Zwarte Sinterklaas

De aankomst van de Castel Felice met Indische Nederlanders in Rotterdam, 1958.

Zwarte Sinterklaas is de bijnaam voor een diplomatiek incident in de Indonesisch-Nederlandse betrekkingen dat op 5 december 1957 plaatsvond. Na een al maanden durende anti-Nederlandse stemming, waaraan ook president Soekarno meedeed, werden op die dag de Nederlanders staatsgevaarlijk verklaard en werd ze met klem verzocht Indonesië te verlaten. Nederlandse bedrijven werden genationaliseerd. Bijna 50.000 Nederlanders vertrokken in de maanden daarop, terwijl de economische banden vrijwel geheel werden verbroken. Op 17 augustus 1960, vijftien jaar na het uitroepen van de Indonesische onafhankelijkheid, werden ook de diplomatieke betrekkingen met Nederland verbroken.

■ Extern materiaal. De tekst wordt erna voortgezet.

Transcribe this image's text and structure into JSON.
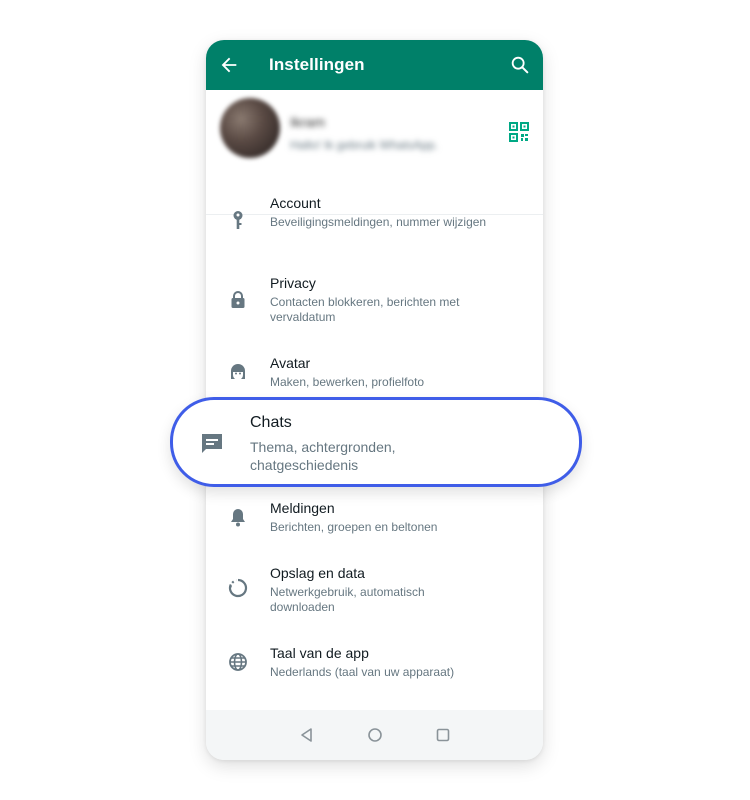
{
  "appbar": {
    "title": "Instellingen",
    "back_icon": "arrow-left-icon",
    "search_icon": "search-icon"
  },
  "profile": {
    "name": "Ikram",
    "status": "Hallo! Ik gebruik WhatsApp.",
    "qr_icon": "qr-code-icon"
  },
  "settings": [
    {
      "title": "Account",
      "subtitle": "Beveiligingsmeldingen, nummer wijzigen",
      "icon": "key-icon"
    },
    {
      "title": "Privacy",
      "subtitle": "Contacten blokkeren, berichten met vervaldatum",
      "icon": "lock-icon"
    },
    {
      "title": "Avatar",
      "subtitle": "Maken, bewerken, profielfoto",
      "icon": "avatar-icon"
    },
    {
      "title": "Chats",
      "subtitle": "Thema, achtergronden, chatgeschiedenis",
      "icon": "chat-icon",
      "highlighted": true
    },
    {
      "title": "Meldingen",
      "subtitle": "Berichten, groepen en beltonen",
      "icon": "bell-icon"
    },
    {
      "title": "Opslag en data",
      "subtitle": "Netwerkgebruik, automatisch downloaden",
      "icon": "storage-icon"
    },
    {
      "title": "Taal van de app",
      "subtitle": "Nederlands (taal van uw apparaat)",
      "icon": "globe-icon"
    }
  ],
  "navbar": {
    "back": "nav-back-icon",
    "home": "nav-home-icon",
    "recents": "nav-recents-icon"
  },
  "colors": {
    "appbar": "#008069",
    "accent": "#00a884",
    "highlight_border": "#3f5de8",
    "icon_grey": "#667781"
  }
}
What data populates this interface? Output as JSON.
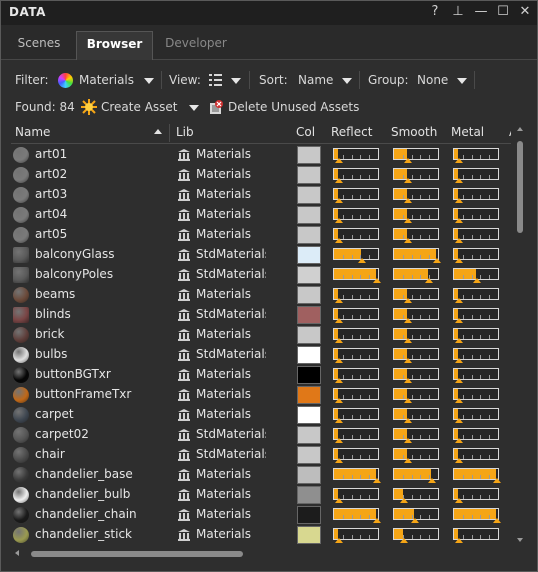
{
  "window": {
    "title": "DATA",
    "help": "?",
    "pin": "⊥",
    "minimize": "—",
    "maximize": "☐",
    "close": "✕"
  },
  "tabs": [
    {
      "label": "Scenes"
    },
    {
      "label": "Browser"
    },
    {
      "label": "Developer"
    }
  ],
  "toolbar": {
    "filter_label": "Filter:",
    "filter_value": "Materials",
    "view_label": "View:",
    "sort_label": "Sort:",
    "sort_value": "Name",
    "group_label": "Group:",
    "group_value": "None"
  },
  "actions": {
    "found": "Found: 84",
    "create_asset": "Create Asset",
    "delete_unused": "Delete Unused Assets"
  },
  "columns": {
    "name": "Name",
    "lib": "Lib",
    "col": "Col",
    "reflect": "Reflect",
    "smooth": "Smooth",
    "metal": "Metal",
    "next": "A"
  },
  "colors": {
    "accent": "#f5a516",
    "bg": "#2e2e2e"
  },
  "rows": [
    {
      "name": "art01",
      "lib": "Materials",
      "ball": "#7a7a7a",
      "color": "#c8c8c8",
      "reflect": 0.08,
      "smooth": 0.3,
      "metal": 0.08
    },
    {
      "name": "art02",
      "lib": "Materials",
      "ball": "#7a7a7a",
      "color": "#c8c8c8",
      "reflect": 0.08,
      "smooth": 0.3,
      "metal": 0.08
    },
    {
      "name": "art03",
      "lib": "Materials",
      "ball": "#7a7a7a",
      "color": "#c8c8c8",
      "reflect": 0.08,
      "smooth": 0.3,
      "metal": 0.08
    },
    {
      "name": "art04",
      "lib": "Materials",
      "ball": "#7a7a7a",
      "color": "#c8c8c8",
      "reflect": 0.08,
      "smooth": 0.3,
      "metal": 0.08
    },
    {
      "name": "art05",
      "lib": "Materials",
      "ball": "#7a7a7a",
      "color": "#c8c8c8",
      "reflect": 0.08,
      "smooth": 0.3,
      "metal": 0.08
    },
    {
      "name": "balconyGlass",
      "lib": "StdMaterials",
      "ball": "#5a5a5a",
      "color": "#dcecf8",
      "reflect": 0.62,
      "smooth": 0.95,
      "metal": 0.08
    },
    {
      "name": "balconyPoles",
      "lib": "StdMaterials",
      "ball": "#5a5a5a",
      "color": "#d0d0d0",
      "reflect": 0.95,
      "smooth": 0.78,
      "metal": 0.5
    },
    {
      "name": "beams",
      "lib": "Materials",
      "ball": "#6b4a3a",
      "color": "#c8c8c8",
      "reflect": 0.08,
      "smooth": 0.3,
      "metal": 0.08
    },
    {
      "name": "blinds",
      "lib": "StdMaterials",
      "ball": "#7a4545",
      "color": "#a06060",
      "reflect": 0.08,
      "smooth": 0.3,
      "metal": 0.08
    },
    {
      "name": "brick",
      "lib": "Materials",
      "ball": "#5e3e3a",
      "color": "#c8c8c8",
      "reflect": 0.08,
      "smooth": 0.3,
      "metal": 0.08
    },
    {
      "name": "bulbs",
      "lib": "StdMaterials",
      "ball": "#e0e0e0",
      "color": "#ffffff",
      "reflect": 0.08,
      "smooth": 0.3,
      "metal": 0.08
    },
    {
      "name": "buttonBGTxr",
      "lib": "Materials",
      "ball": "#050505",
      "color": "#000000",
      "reflect": 0.08,
      "smooth": 0.3,
      "metal": 0.08
    },
    {
      "name": "buttonFrameTxr",
      "lib": "Materials",
      "ball": "#c06818",
      "color": "#e07818",
      "reflect": 0.08,
      "smooth": 0.3,
      "metal": 0.08
    },
    {
      "name": "carpet",
      "lib": "Materials",
      "ball": "#3e4650",
      "color": "#ffffff",
      "reflect": 0.08,
      "smooth": 0.3,
      "metal": 0.08
    },
    {
      "name": "carpet02",
      "lib": "StdMaterials",
      "ball": "#555555",
      "color": "#c8c8c8",
      "reflect": 0.08,
      "smooth": 0.3,
      "metal": 0.08
    },
    {
      "name": "chair",
      "lib": "StdMaterials",
      "ball": "#4a4a4a",
      "color": "#c8c8c8",
      "reflect": 0.08,
      "smooth": 0.3,
      "metal": 0.08
    },
    {
      "name": "chandelier_base",
      "lib": "Materials",
      "ball": "#3a3a3a",
      "color": "#bdbdbd",
      "reflect": 0.95,
      "smooth": 0.85,
      "metal": 0.95
    },
    {
      "name": "chandelier_bulb",
      "lib": "Materials",
      "ball": "#f0f0f0",
      "color": "#8f8f8f",
      "reflect": 0.08,
      "smooth": 0.2,
      "metal": 0.08
    },
    {
      "name": "chandelier_chain",
      "lib": "Materials",
      "ball": "#1a1a1a",
      "color": "#1c1c1c",
      "reflect": 0.95,
      "smooth": 0.45,
      "metal": 0.95
    },
    {
      "name": "chandelier_stick",
      "lib": "Materials",
      "ball": "#9a9a50",
      "color": "#d8d890",
      "reflect": 0.08,
      "smooth": 0.2,
      "metal": 0.08
    }
  ]
}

De benaming Zwarte Sinterklaas werd bedacht omdat deze gebeurtenis, die samenviel met het traditionele Nederlandse Sinterklaasfeest, dat jaar een zwarte schaduw over de feestvreugde wierp.

Oorzaken[bewerken | brontekst bewerken]

De oorzaken waren de onwil van Nederland om Nieuw-Guinea te verlaten, onvrede over de Nederlands-Indonesische Unie en het feit dat de economie nog grotendeels in Nederlandse handen lag. De onwil om Nieuw-Guinea op te geven was deels een gevolg van een ethisch ontwikkelingsbeleid en een poging om deze keer een model-dekolonisator te zijn. Verder speelde een sentiment mee dat er nog steeds een Nederlandse aanwezigheid in dit gebied was.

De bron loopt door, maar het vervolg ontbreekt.